I'm more interested in the Smith-Waterman algorithm for local alignment, but I'm quite confused about how the algorithm works.

I know the algorithm works on a MxN matrix, where M and N are the lengths of the 2 DNA sequences, but I'm not sure how the entries of the matrix came about. Also, I keep coming across the substitution matrices PAM and BLOSUM, but I thought they're mostly used for amino acid sequences and their matrix entries are predetermined. So how do they fit into the Smith-Waterman algorithm where the DNA sequences are different in different comparisons?

Regards,
Rayne

I have another question.

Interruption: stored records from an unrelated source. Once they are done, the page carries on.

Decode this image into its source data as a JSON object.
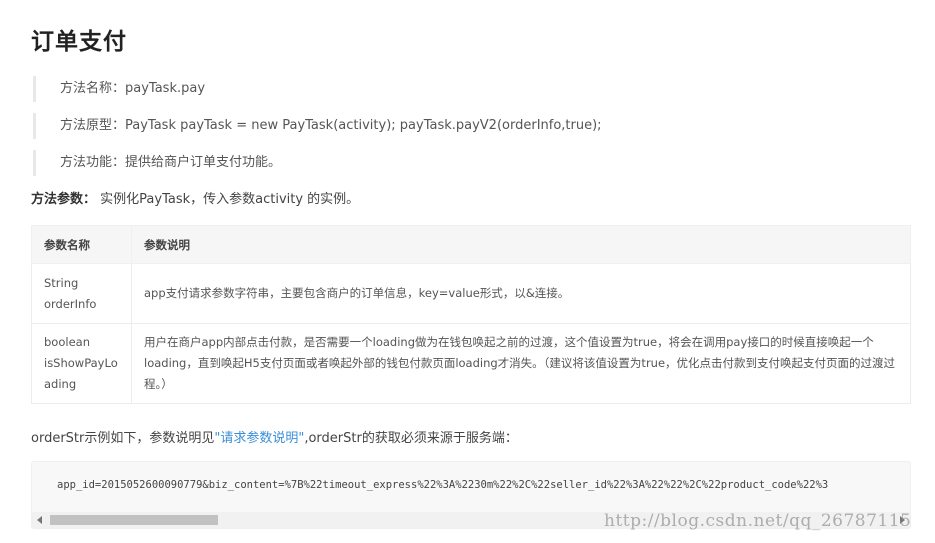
{
  "title": "订单支付",
  "quotes": [
    "方法名称：payTask.pay",
    "方法原型：PayTask payTask = new PayTask(activity); payTask.payV2(orderInfo,true);",
    "方法功能：提供给商户订单支付功能。"
  ],
  "params_intro": {
    "label": "方法参数：",
    "text": " 实例化PayTask，传入参数activity 的实例。"
  },
  "table": {
    "headers": [
      "参数名称",
      "参数说明"
    ],
    "rows": [
      {
        "name_lines": [
          "String",
          "orderInfo"
        ],
        "desc": "app支付请求参数字符串，主要包含商户的订单信息，key=value形式，以&连接。"
      },
      {
        "name_lines": [
          "boolean",
          "isShowPayLo",
          "ading"
        ],
        "desc": "用户在商户app内部点击付款，是否需要一个loading做为在钱包唤起之前的过渡，这个值设置为true，将会在调用pay接口的时候直接唤起一个loading，直到唤起H5支付页面或者唤起外部的钱包付款页面loading才消失。（建议将该值设置为true，优化点击付款到支付唤起支付页面的过渡过程。）"
      }
    ]
  },
  "order_line": {
    "before": "orderStr示例如下，参数说明见",
    "link": "\"请求参数说明\"",
    "after": ",orderStr的获取必须来源于服务端："
  },
  "code": "app_id=2015052600090779&biz_content=%7B%22timeout_express%22%3A%2230m%22%2C%22seller_id%22%3A%22%22%2C%22product_code%22%3",
  "watermark": "http://blog.csdn.net/qq_26787115",
  "colors": {
    "link": "#3a8ed8",
    "code_bg": "#f8f8f8",
    "table_header_bg": "#f6f6f6"
  }
}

Say we compare sequence A with sequence B, C and D using Smith-Waterman algorithm, and the maximum score for each of the 3 comparisons are 1, 2 and 3 respectively. Does that mean sequence A and C are the most similar and therefore the most useful for future research? If not, how do we determine which 2 sequences are the most similar?

Hi,
Please any body provide me with a program which compute distance matrix from dna or protein sequences

http://en.wikipedia.org/wiki/Smith-Waterman_algorithm#Example

Your best bet is to work through this example.

If you're new to local alignment, I suggest you start with Needleman-Wunsch - it's simpler, and a precursor to Smith-Waterman.
http://en.wikipedia.org/wiki/Needleman-Wunsch_algorithm

As for substitution matrices - substitutions between A and G (purines) or C and T (pyrimidines) are penalized less than a purine to a pyrimidine (or vice versa) just like how substitutions between phenylalanine and tyrosine are penalized less (similar side chains!)

The reason why you come across PAM/BLOSUM is because Smith-Waterman (and Needleman-Wunsch) can be used not only for nucleotide sequence alignment, but amino acid sequence alignment as well. All that being said, you really ought to ignore substitution matrices for now.